Szef resortu sprawiedliwości przedstawił dziś w Sejmie informację dot. wykorzystywania przez polskie służby systemu Pegasus. Minister Bodnar poinformował, że w 2023 roku właściwe organy skierowały 5973 wniosków o zgodę na kontrolę operacyjną, z których sąd zaakceptował 5835. Sądy odmówiły więc kontroli wobec 22 osób.
Ponadto Bodnar wskazał, że dzięki organizacji Citizen Lab opinia publiczna dowiedziała się, że inwigilacji poddane zostały osoby publiczne.
- „To jest dla mnie przykre, że nawet na tej sali zwracam się do osób, które zostały objęte inwigilacją”
- stwierdził.
Przekazał, że za pomocą Pegasusa przeprowadzono od 2017 do 2023 roku kontrole wobec 578 osób.
Ministrowi sprawiedliwości odpowiedział m.in. polityk Suwerennej Polski Michał Wójcik.
- „To taki jeden wielki kapiszon był. Balonik, który nadmuchano przez ostatnie dni. Miał pan podać opinii publicznej wstrząsające informacje, a podał pan mniej, niż podają media od rana”
- powiedział.
Dopytywał, ilu rzeczywiście polityków było poddanych kontroli operacyjnej przy użyciu systemu Pegasus.

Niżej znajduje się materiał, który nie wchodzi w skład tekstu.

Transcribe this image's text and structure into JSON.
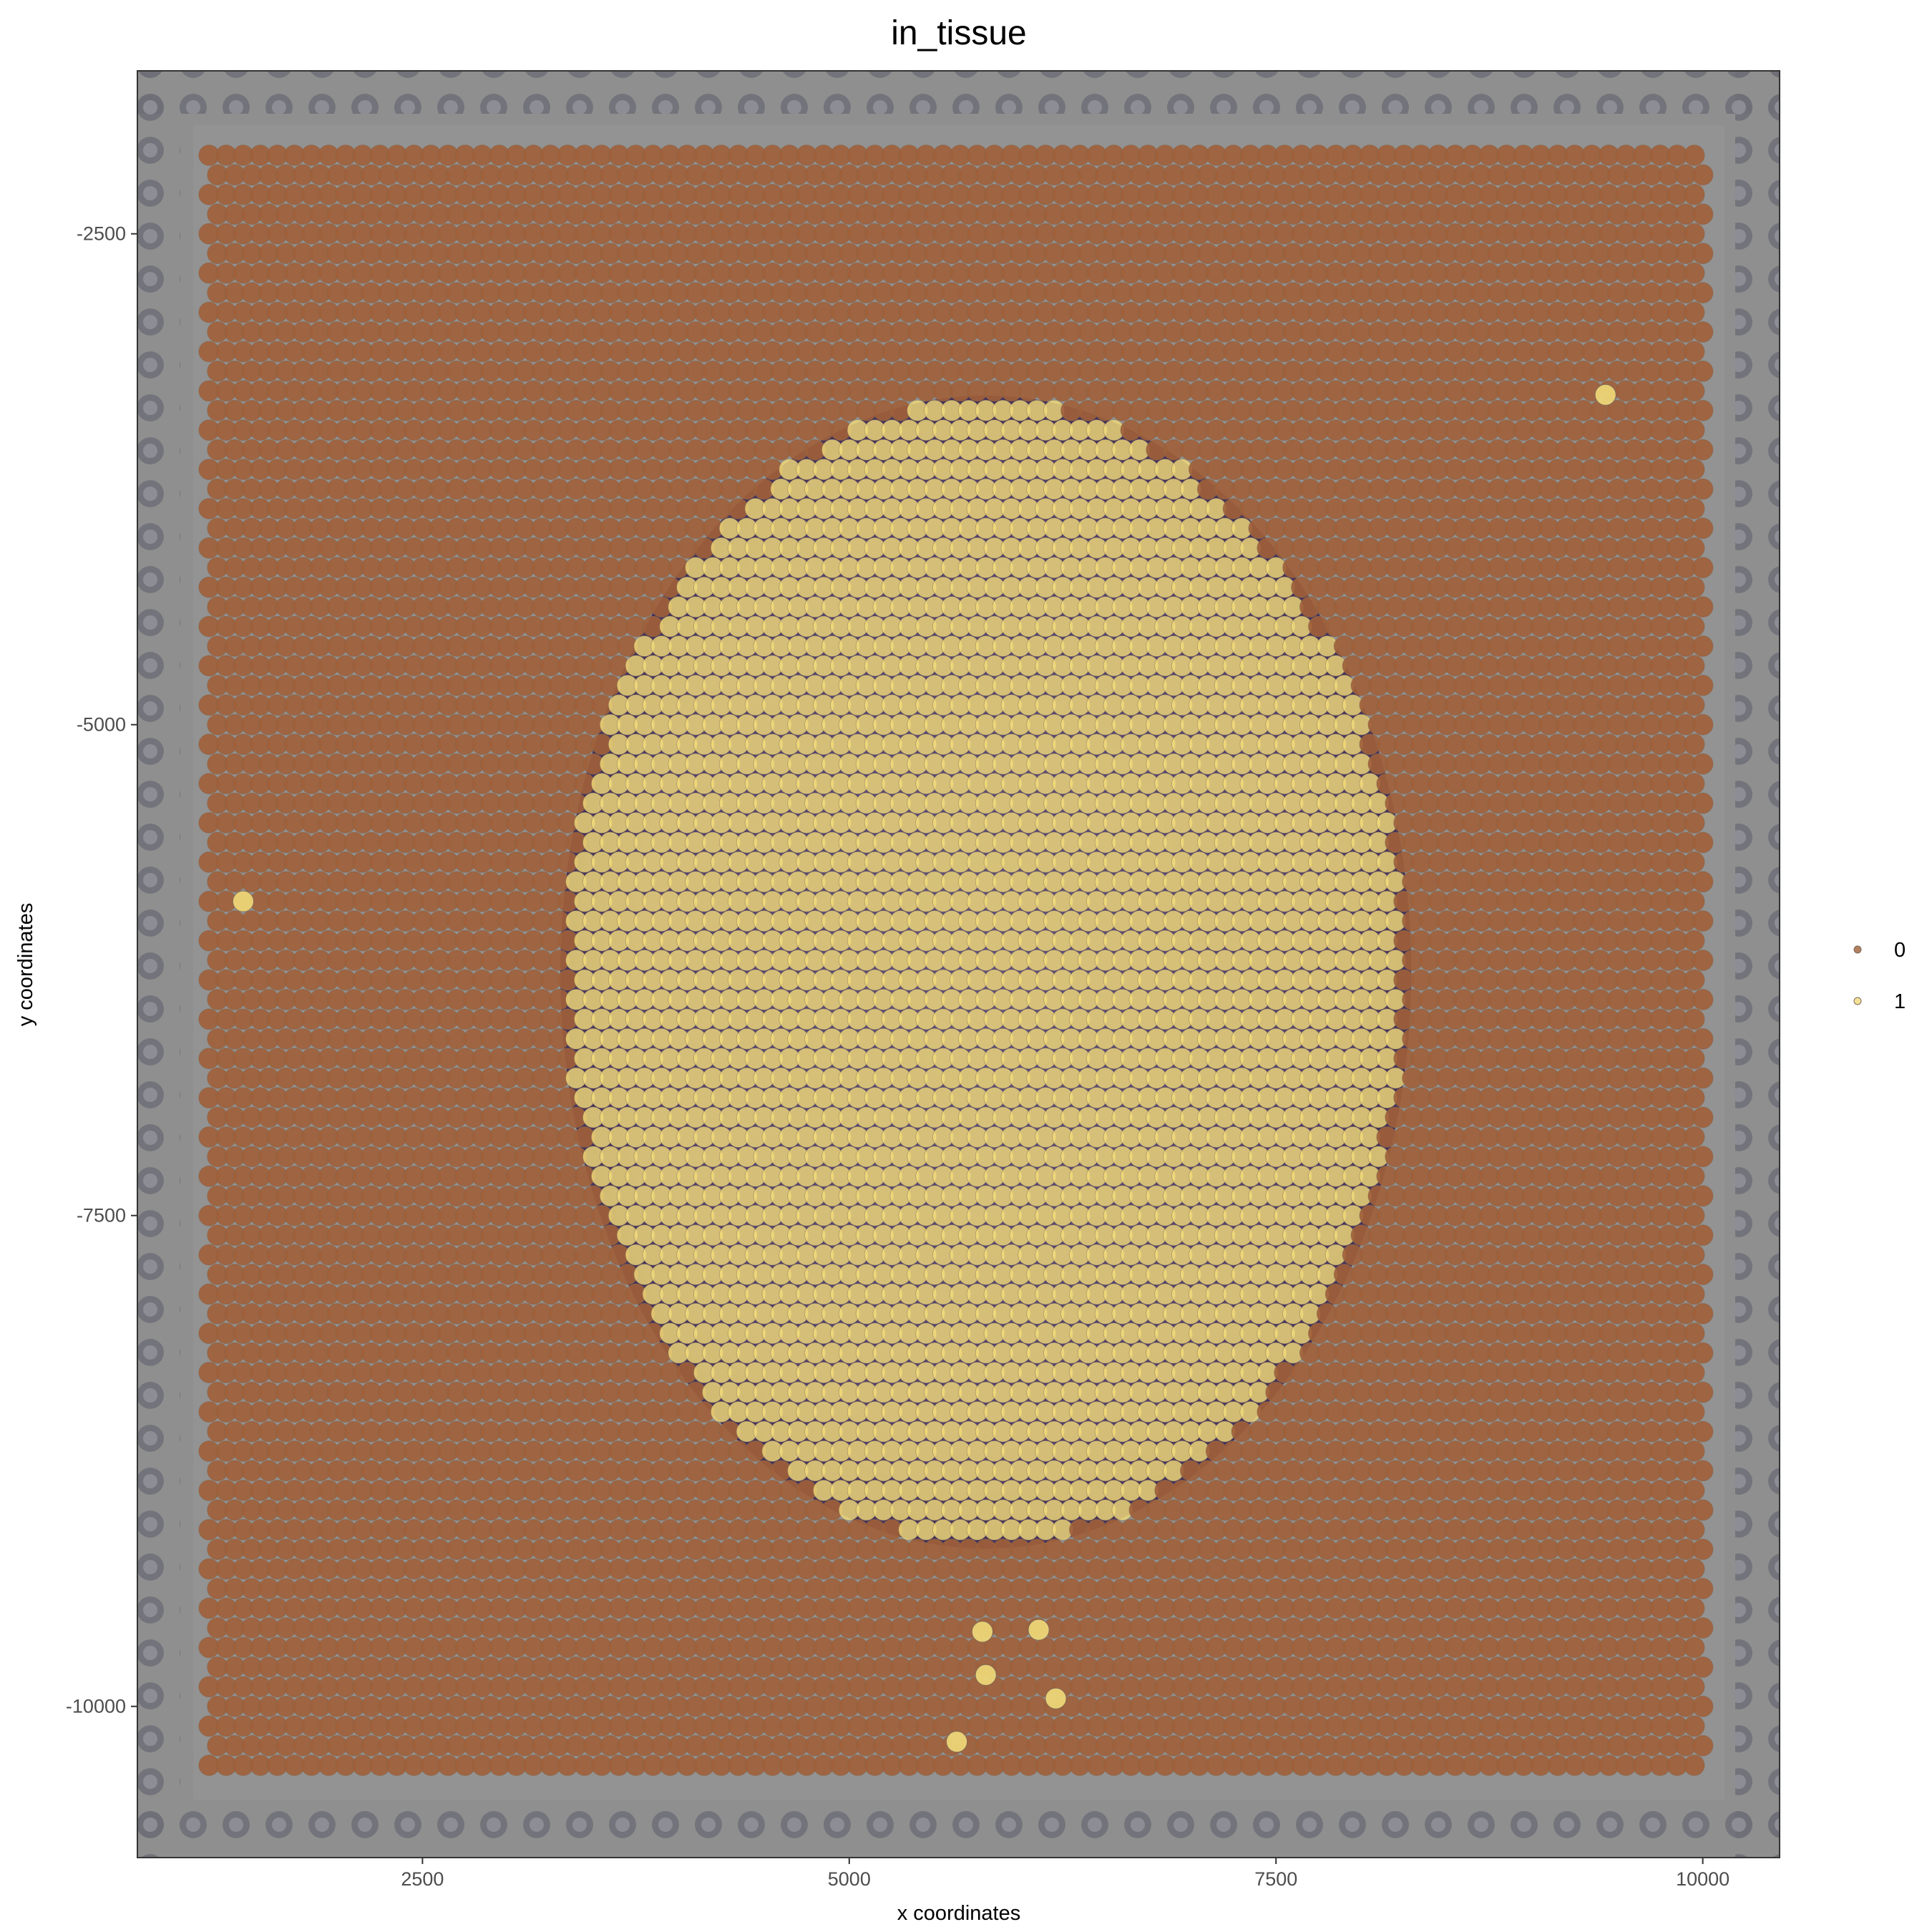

- „Pan mówi, że zespół śledczy będzie przekazywał na bieżąco informacje opinii publicznej. I to jest istota działania. Wy gracie tym! Wie pan, jaka jest najważniejsza informacja z pańskiego przemówienia? To, że wszystkie podsłuchy były legalne! Nie powiedział pan, że były nielegalne, więc jako osoba inteligentna sobie to dopowiedziałem”
- dodał.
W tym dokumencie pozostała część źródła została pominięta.